Ad blocker detected: Our website is made possible by displaying online advertisements to our visitors. Please consider supporting us by disabling your ad blocker on our website.
moherowedziecie pisze: cieknie przedni uszczelniacz wału + koło pasowe
a do tego:
- cieknie uszczelka wału pompy
- do wymiany amortyzatory przód
- pęknięta sprężyna prawy przód
- luz na końcówkach kierowniczych
- do wymiany tarcze przód i tył
- do wymiany łączniki + gumki stabilizatora przód
Co do punktu pierwszego to uszczelniacz nie pada tak z dnia na dzień,chyba że masz zapchane odpowietrzenie skrzyni korbowej,uszczelka wału pompy też musiała postępować stopniowo,a nie miałeś w związku z tym problemów z odpalaniem silnika zimnego ? Uszkodzone zawieszenie to wystarczyło parę dziur i można sobie załatwić wymianę paru części.
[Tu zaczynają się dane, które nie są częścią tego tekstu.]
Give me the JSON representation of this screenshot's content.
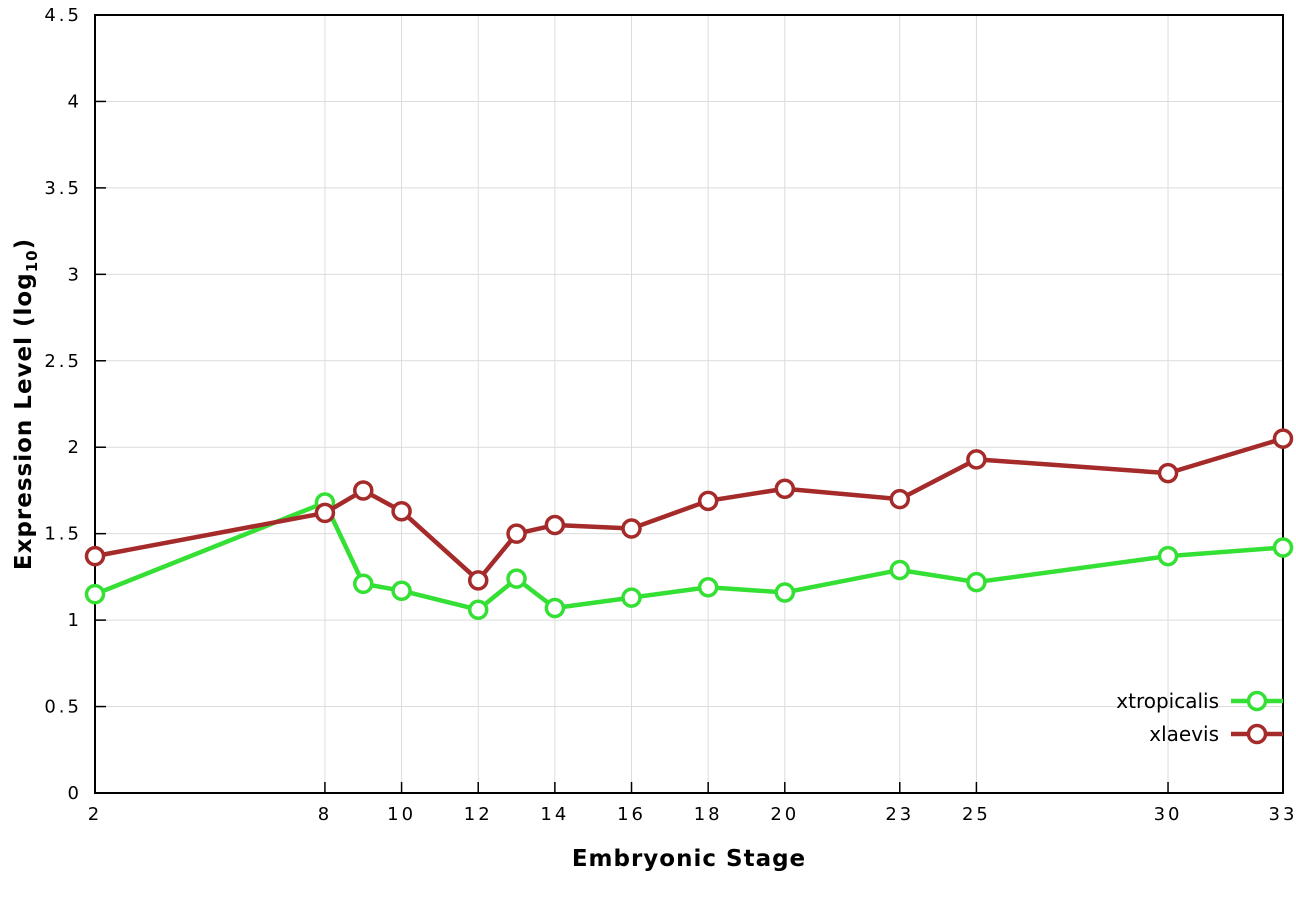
{
  "labels": {
    "ylabel_main": "Expression Level (log",
    "ylabel_sub": "10",
    "ylabel_close": ")"
  },
  "chart_data": {
    "type": "line",
    "title": "",
    "xlabel": "Embryonic Stage",
    "ylabel": "Expression Level (log10)",
    "xlim": [
      2,
      33
    ],
    "ylim": [
      0,
      4.5
    ],
    "ytick_step": 0.5,
    "xticks": [
      2,
      8,
      10,
      12,
      14,
      16,
      18,
      20,
      23,
      25,
      30,
      33
    ],
    "grid": true,
    "legend_position": "bottom-right",
    "background_color": "#ffffff",
    "grid_color": "#dcdcdc",
    "x": [
      2,
      8,
      9,
      10,
      12,
      13,
      14,
      16,
      18,
      20,
      23,
      25,
      30,
      33
    ],
    "series": [
      {
        "name": "xtropicalis",
        "color": "#33e033",
        "values": [
          1.15,
          1.68,
          1.21,
          1.17,
          1.06,
          1.24,
          1.07,
          1.13,
          1.19,
          1.16,
          1.29,
          1.22,
          1.37,
          1.42
        ]
      },
      {
        "name": "xlaevis",
        "color": "#a52a2a",
        "values": [
          1.37,
          1.62,
          1.75,
          1.63,
          1.23,
          1.5,
          1.55,
          1.53,
          1.69,
          1.76,
          1.7,
          1.93,
          1.85,
          2.05
        ]
      }
    ]
  }
}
Tarcze to typowa wymiana eksploatacyjna..
H,Łajszczak pisze:Co do punktu pierwszego to uszczelniacz nie pada tak z dnia na dzień,chyba że masz zapchane odpowietrzenie skrzyni korbowej,uszczelka wału pompy też musiała postępować stopniowo,a nie miałeś w związku z tym problemów z odpalaniem silnika zimnego ?
raz odkad posiadam Zafirke mialem problem z odpaleniem, bylo wówczas -25.
A jakie znaczenie ma problem z odpaleniem zimnego silnika? wiaze sie to z zapchanym odpowietrzeniem skrzyni korbowej?
osobiscie mysle ze jest to bardziej lub mniej swiadoma pozostalosc po poprzednim wlascicielu..
Trochę niejasno może opisałem,chodziło mi o uszkodzenie uszczelki wałka pompy wtryskowej,powoduje to często zapowietrzenie pompy i co za tym idzie trudności z porannym odpaleniem samochodu..
H,Łajszczak pisze:Trochę niejasno może opisałem,chodziło mi o uszkodzenie uszczelki wałka pompy wtryskowej,powoduje to często zapowietrzenie pompy i co za tym idzie trudności z porannym odpaleniem samochodu..
nic takiego sie nie dzialo. nie bylo zadnych problemow z odpaleniem odkad auto posiadam.
A to znaczy że nieszczelność pompy dopiero się zaczęła i jeszcze lepiej że ją namierzyłeś,dłuższe jeżdżenie zaczęło by z czasem skutkować zapowietrzaniem i trudnościami z odpaleniem...
H,Łajszczak pisze:A to znaczy że nieszczelność pompy dopiero się zaczęła i jeszcze lepiej że ją namierzyłeś,dłuższe jeżdżenie zaczęło by z czasem skutkować zapowietrzaniem i trudnościami z odpaleniem...
nie widzialem wiec nie wiem.
wiem co zawiodło - znaczy przedni uszczelniacz wału plus koło pasowe.
pierwszy raz usłyszałem o czymś takim teraz będąc u mechanika..
nie wiem czy mogę jeździć z czymś takim.. czasami jestem uzależniony od auta..
nie wiem czy jazda nie pogorszy sytuacji - auto odstawiam w następnym tygodniu.
Jak wyciek z pompy jest niewielki to można trochę jeździć,gorsze teraz w Twoim przypadku jest uszkodzenie zawieszenia a w szczególności pęknięta sprężyna..
H,Łajszczak pisze:Jak wyciek z pompy jest niewielki to można trochę jeździć,gorsze teraz w Twoim przypadku jest uszkodzenie zawieszenia a w szczególności pęknięta sprężyna..
to mi sen z powiek spędza.. muszę czekać na następny tydzień i wymienią.
zastanawiam się tylko czy po wymianie przednich sprężyn nie podniesie mi się cały przód?